Yeah that makes sense, should we take the generic direction!

> 
> Or, worse case, we can move the flag to the per-cpu rcu_data
> structure, I think. Does that alleviate your concern?
> 
> > > > 4) This is further complexifying bypass core code, nocb timer management, core
> > > >    nocb group management, all of which being already very complicated.
> > >
> > > True, I agree, a few more cases to handle for sure, but I think I got them all
> > > now (hopefully).
> >
> > Now I'm worried about maintainability. Hence why I'd rather see a generic code
> > for them all if possible.
> 
> Maintainability is a concern for any new code. I rely a lot on testing
> both synthetic, and real-world. I have spent a lot of time on test
> code on this.

And I thank you for that. I've always been terrible at performance/power/latency
testing so I'm always relieved when others take over on that :)

> 
> > > > So here is a proposal: how about forgetting NOCB for now and instead add a new
> > > > RCU_LAZY_TAIL segment in the struct rcu_segcblist right after RCU_NEXT_TAIL?
> > > > Then ignore that segment until some timer expiry has been met or the CPU is
> > > > known to be busy? Probably some tiny bits need to be tweaked in segcblist
> > > > management functions but probably not that much. And also make sure that entrain()
> > > > queues to RCU_LAZY_TAIL.
> > > >
> > > > Then the only difference in the case of NOCB is that we add a new timer to the
> > > > nocb group leader instead of a local timer in !NOCB.
> > >
> > > It sounds reasonable, but I'll go with Paul on the usecase argument - who would
> > > actually care about lazy CBs outside of power, and would those guys ever use
> > > !NO_CB if they cared about power / battery?
> >
> > _Everybody_ cares about power. Those who don't yet will very soon ;-)
> >
> > And given the numbers you provided with your measurements, I bet this will
> > be significant with !NOCB as well. This is not only delaying callbacks execution,
> > this also reduces the frequency of grace periods, and that impact should be
> > quite visible.
> 
> I will defer to Paul on whether the current approach is a viable
> solution. If it is not, and we are to take a different design route,
> it would be good to know that so I can cease current efforts and go
> back to the drawing board.

Ok.

> 
> >
> > Note I'm not stricly opposed to the current approach. But I can't say I'm
> > comfortable with it.
> 
> Maybe we can find a way in the code to see what can be changed. One
> concern you rightly raised is the length variables , but I think
> that's not a blocker.

That's just a detail indeed. If we proceed with the current NOCB approach I'll
give a deeper review.

> 
> > Can we do a simple test? Would it be possible to affine every rcuo%c/%d kthread
> > to the corresponding CPU%d? For example affine rcuop/1 to CPU 1, rcuop/2 to
> > CPU2, etc... And then relaunch your measurements on top of that?
> 
> We already did that and it does not help, it makes things worse. The
> decision of where to run RCU threads is best left to the scheduler
> (for both performance and power).

That's the point, we want to artificially remove NOCB advantages to get
a behaviour close to !NOCB, so that we know if it's worth expanding the
patchset to !NOCB.

Let me clarify. The point of NOCB, powerwise, is that the RCU kthreads
track and execute the callbacks to an optimized selection of CPUs, thanks to the
scheduler. And the new lazy flow optimize that further.

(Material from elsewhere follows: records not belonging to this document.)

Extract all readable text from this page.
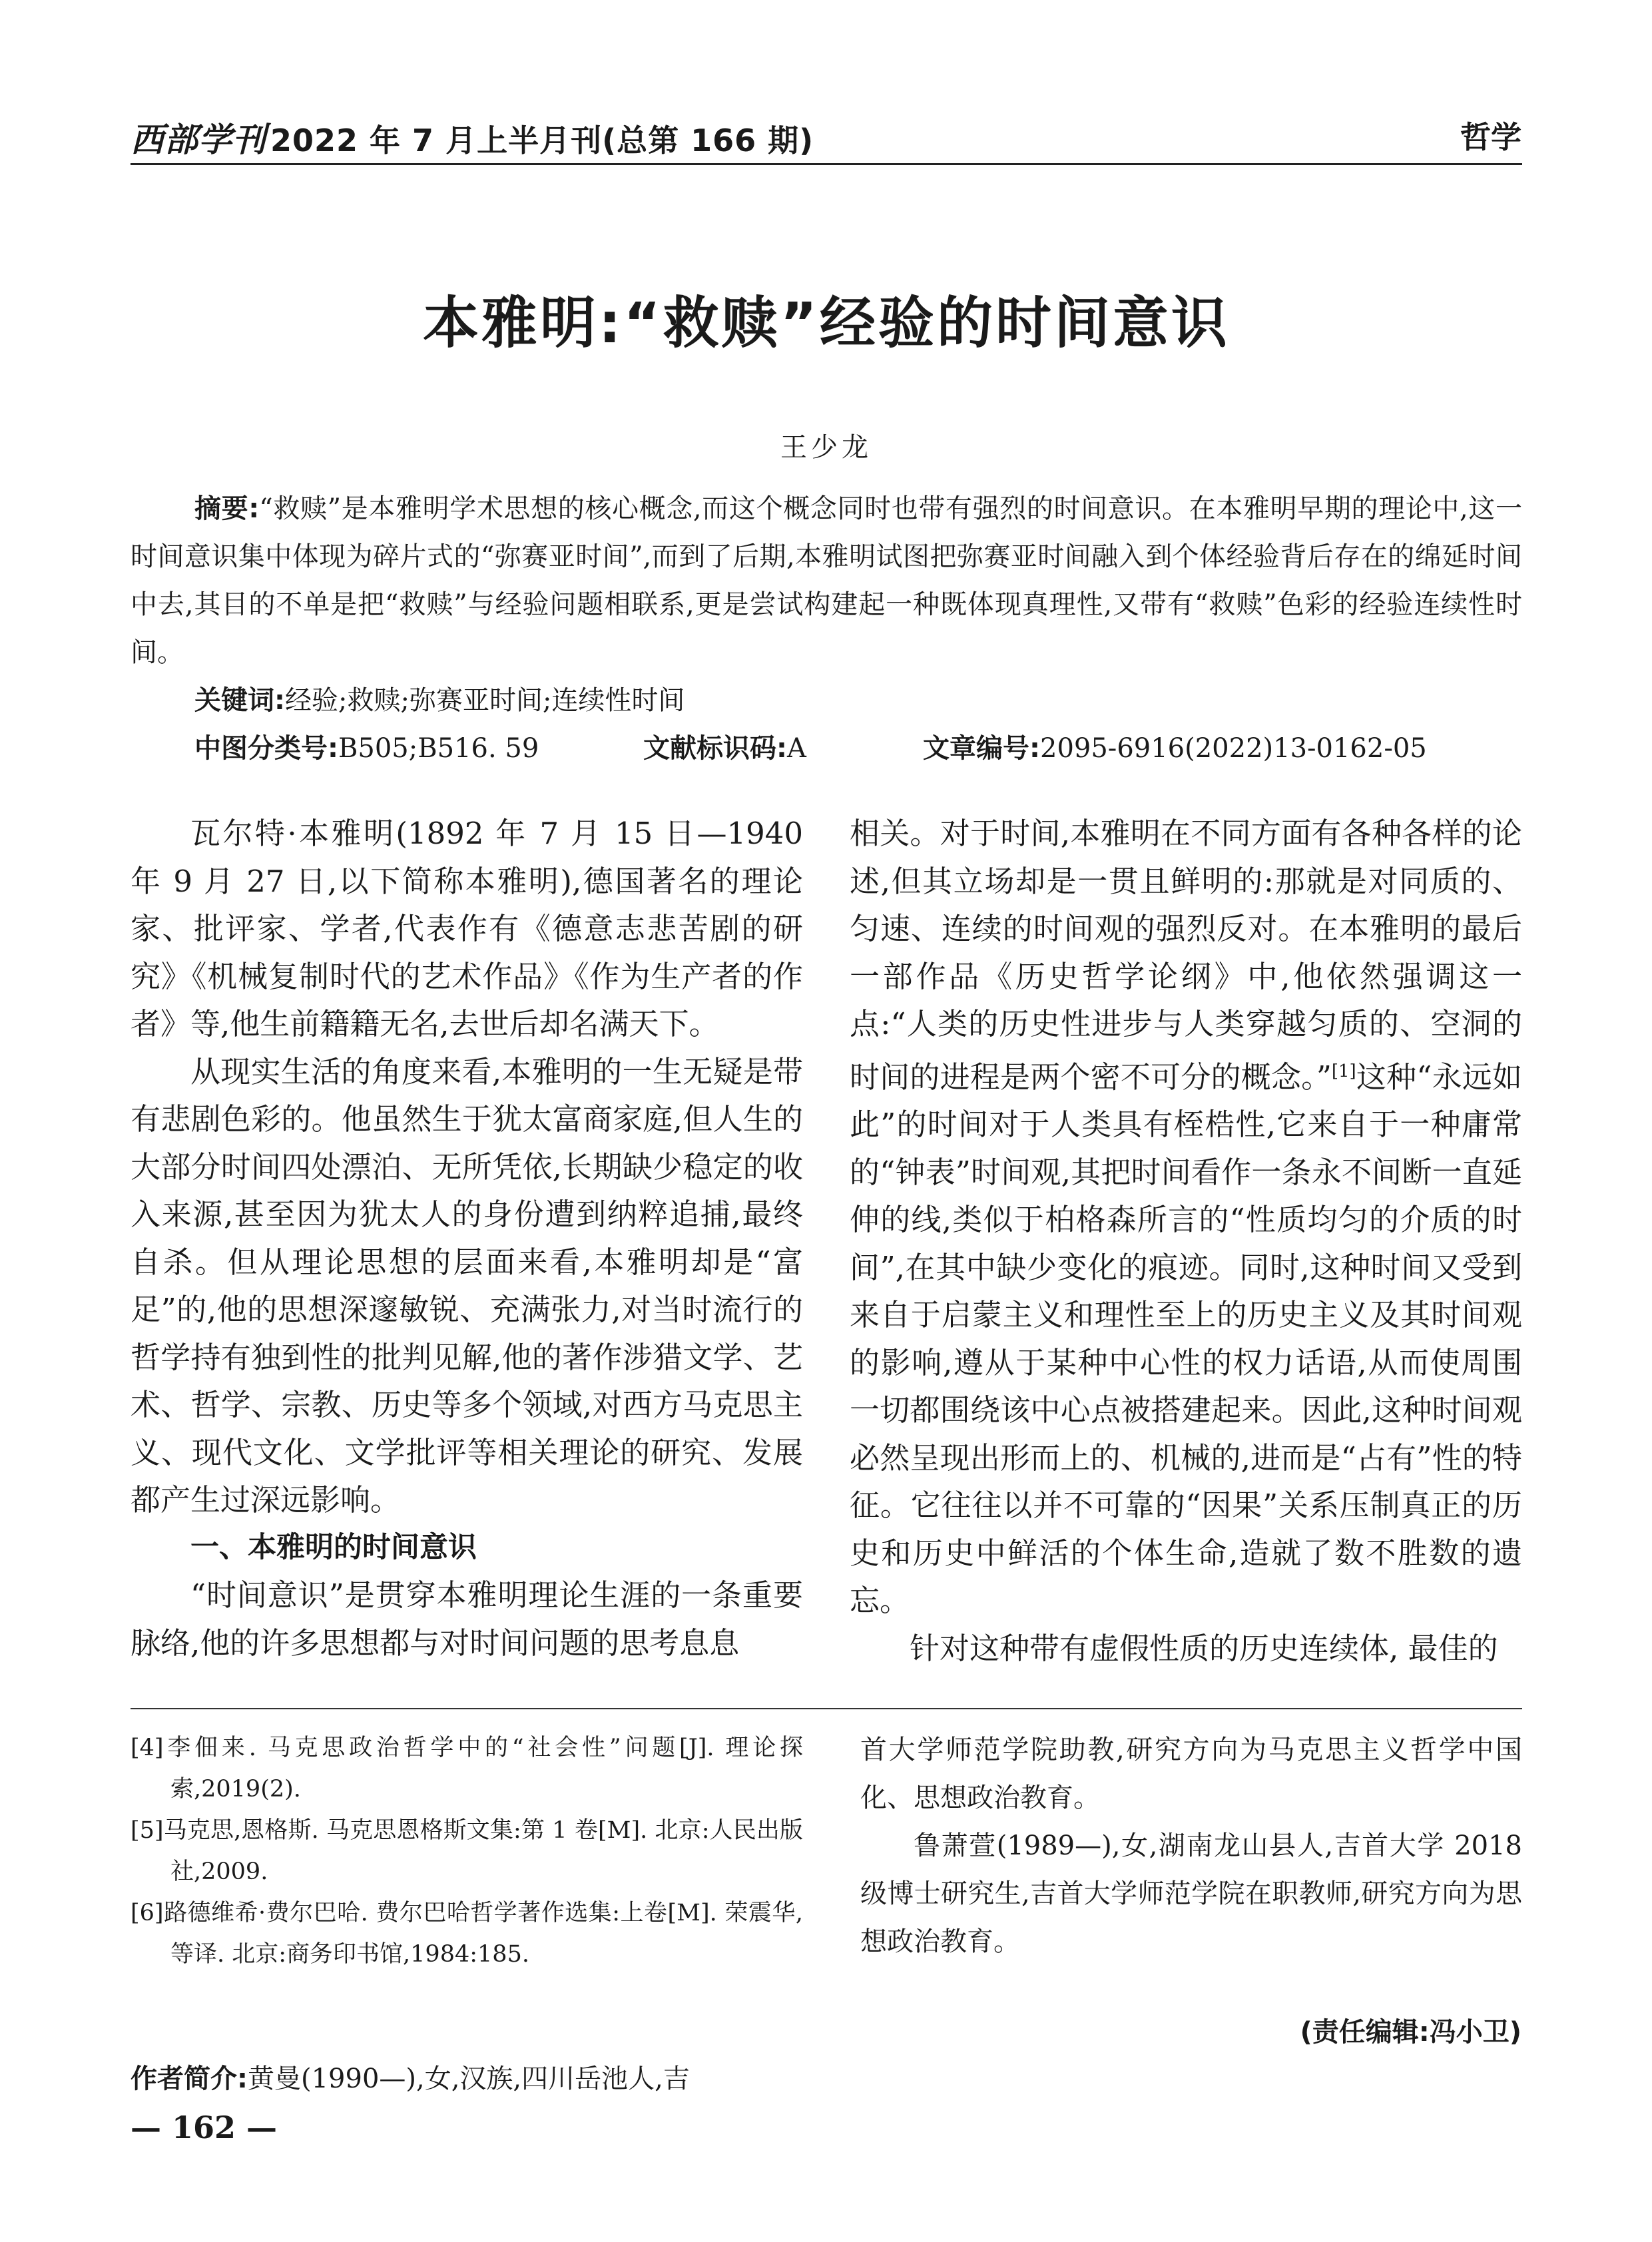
西部学刊 2022 年 7 月上半月刊(总第 166 期)	哲学
本雅明:“救赎”经验的时间意识
王少龙
摘要:“救赎”是本雅明学术思想的核心概念,而这个概念同时也带有强烈的时间意识。在本雅明早期的理论中,这一时间意识集中体现为碎片式的“弥赛亚时间”,而到了后期,本雅明试图把弥赛亚时间融入到个体经验背后存在的绵延时间中去,其目的不单是把“救赎”与经验问题相联系,更是尝试构建起一种既体现真理性,又带有“救赎”色彩的经验连续性时间。
关键词:经验;救赎;弥赛亚时间;连续性时间
中图分类号:B505;B516. 59	文献标识码:A	文章编号:2095-6916(2022)13-0162-05

瓦尔特·本雅明(1892 年 7 月 15 日—1940 年 9 月 27 日,以下简称本雅明),德国著名的理论家、批评家、学者,代表作有《德意志悲苦剧的研究》《机械复制时代的艺术作品》《作为生产者的作者》等,他生前籍籍无名,去世后却名满天下。

从现实生活的角度来看,本雅明的一生无疑是带有悲剧色彩的。他虽然生于犹太富商家庭,但人生的大部分时间四处漂泊、无所凭依,长期缺少稳定的收入来源,甚至因为犹太人的身份遭到纳粹追捕,最终自杀。但从理论思想的层面来看,本雅明却是“富足”的,他的思想深邃敏锐、充满张力,对当时流行的哲学持有独到性的批判见解,他的著作涉猎文学、艺术、哲学、宗教、历史等多个领域,对西方马克思主义、现代文化、文学批评等相关理论的研究、发展都产生过深远影响。

一、本雅明的时间意识

“时间意识”是贯穿本雅明理论生涯的一条重要脉络,他的许多思想都与对时间问题的思考息息

相关。对于时间,本雅明在不同方面有各种各样的论述,但其立场却是一贯且鲜明的:那就是对同质的、匀速、连续的时间观的强烈反对。在本雅明的最后一部作品《历史哲学论纲》中,他依然强调这一点:“人类的历史性进步与人类穿越匀质的、空洞的时间的进程是两个密不可分的概念。”[1]这种“永远如此”的时间对于人类具有桎梏性,它来自于一种庸常的“钟表”时间观,其把时间看作一条永不间断一直延伸的线,类似于柏格森所言的“性质均匀的介质的时间”,在其中缺少变化的痕迹。同时,这种时间又受到来自于启蒙主义和理性至上的历史主义及其时间观的影响,遵从于某种中心性的权力话语,从而使周围一切都围绕该中心点被搭建起来。因此,这种时间观必然呈现出形而上的、机械的,进而是“占有”性的特征。它往往以并不可靠的“因果”关系压制真正的历史和历史中鲜活的个体生命,造就了数不胜数的遗忘。

针对这种带有虚假性质的历史连续体, 最佳的

[4]李佃来. 马克思政治哲学中的“社会性”问题[J]. 理论探索,2019(2).
[5]马克思,恩格斯. 马克思恩格斯文集:第 1 卷[M]. 北京:人民出版社,2009.
[6]路德维希·费尔巴哈. 费尔巴哈哲学著作选集:上卷[M]. 荣震华,等译. 北京:商务印书馆,1984:185.

首大学师范学院助教,研究方向为马克思主义哲学中国化、思想政治教育。

鲁萧萱(1989—),女,湖南龙山县人,吉首大学 2018 级博士研究生,吉首大学师范学院在职教师,研究方向为思想政治教育。

(责任编辑:冯小卫)
作者简介:黄曼(1990—),女,汉族,四川岳池人,吉
— 162 —
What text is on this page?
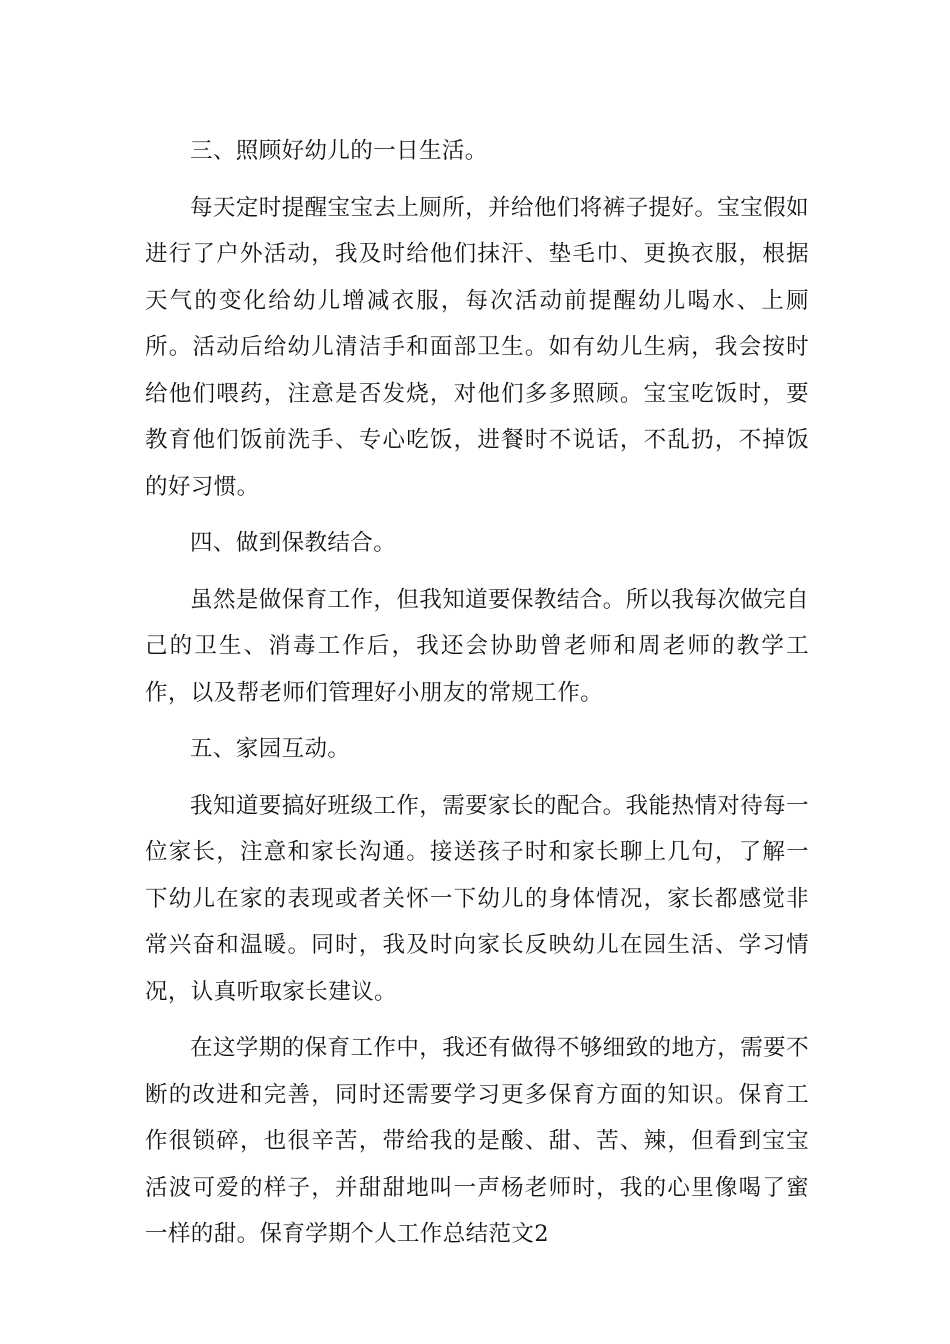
三、照顾好幼儿的一日生活。

每天定时提醒宝宝去上厕所，并给他们将裤子提好。宝宝假如进行了户外活动，我及时给他们抹汗、垫毛巾、更换衣服，根据天气的变化给幼儿增减衣服，每次活动前提醒幼儿喝水、上厕所。活动后给幼儿清洁手和面部卫生。如有幼儿生病，我会按时给他们喂药，注意是否发烧，对他们多多照顾。宝宝吃饭时，要教育他们饭前洗手、专心吃饭，进餐时不说话，不乱扔，不掉饭的好习惯。

四、做到保教结合。

虽然是做保育工作，但我知道要保教结合。所以我每次做完自己的卫生、消毒工作后，我还会协助曾老师和周老师的教学工作，以及帮老师们管理好小朋友的常规工作。

五、家园互动。

我知道要搞好班级工作，需要家长的配合。我能热情对待每一位家长，注意和家长沟通。接送孩子时和家长聊上几句，了解一下幼儿在家的表现或者关怀一下幼儿的身体情况，家长都感觉非常兴奋和温暖。同时，我及时向家长反映幼儿在园生活、学习情况，认真听取家长建议。

在这学期的保育工作中，我还有做得不够细致的地方，需要不断的改进和完善，同时还需要学习更多保育方面的知识。保育工作很锁碎，也很辛苦，带给我的是酸、甜、苦、辣，但看到宝宝活波可爱的样子，并甜甜地叫一声杨老师时，我的心里像喝了蜜一样的甜。保育学期个人工作总结范文2
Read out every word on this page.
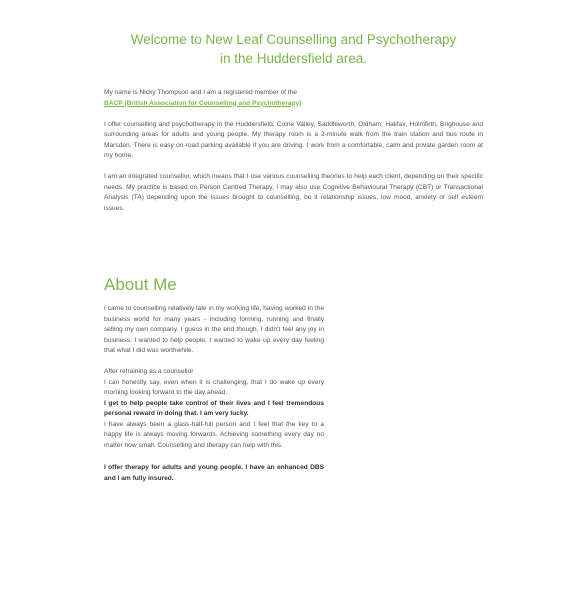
Welcome to New Leaf Counselling and Psychotherapy
in the Huddersfield area.

My name is Nicky Thompson and I am a registered member of the
BACP (British Association for Counselling and Psychotherapy)

I offer counselling and psychotherapy in the Huddersfield, Colne Valley, Saddleworth, Oldham, Halifax, Holmfirth, Brighouse and surrounding areas for adults and young people. My therapy room is a 2-minute walk from the train station and bus route in Marsden. There is easy on-road parking available if you are driving. I work from a comfortable, calm and private garden room at my home.

I am an integrated counsellor, which means that I use various counselling theories to help each client, depending on their specific needs. My practice is based on Person Centred Therapy, I may also use Cognitive Behavioural Therapy (CBT) or Transactional Analysis (TA) depending upon the issues brought to counselling, be it relationship issues, low mood, anxiety or self esteem issues.

About Me

I came to counselling relatively late in my working life, having worked in the business world for many years - including forming, running and finally selling my own company. I guess in the end though, I didn't feel any joy in business. I wanted to help people, I wanted to wake up every day feeling that what I did was worthwhile.

After retraining as a counsellor

I can honestly say, even when it is challenging, that I do wake up every morning looking forward to the day ahead.

I get to help people take control of their lives and I feel tremendous personal reward in doing that. I am very lucky.

I have always been a glass-half-full person and I feel that the key to a happy life is always moving forwards. Achieving something every day no matter how small. Counselling and therapy can help with this.

I offer therapy for adults and young people. I have an enhanced DBS and I am fully insured.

Now we would like to know if call_rcu_lazy() also works on !NOCB. But we have
no way to test that right now because we only have an implemention for NOCB.

But if we affine each rcuop/%d to their corresponding CPU%d, we get a behaviour
that is close to !NOCB because then the scheduler doesn't help anymore and
callbacks are executed locally (the only difference is that we do context
switches, locking and and we still have rcuog around but still, that
should give a rough idea of what we get with !NOCB).

Therefore if you test your measurements again before and after your patchset,
both with each rcuop/%d affine to their CPU%d counterpart, you should get a
comparison of before VS after your patchset on what would be an implementation
on !NOCB.

Thanks.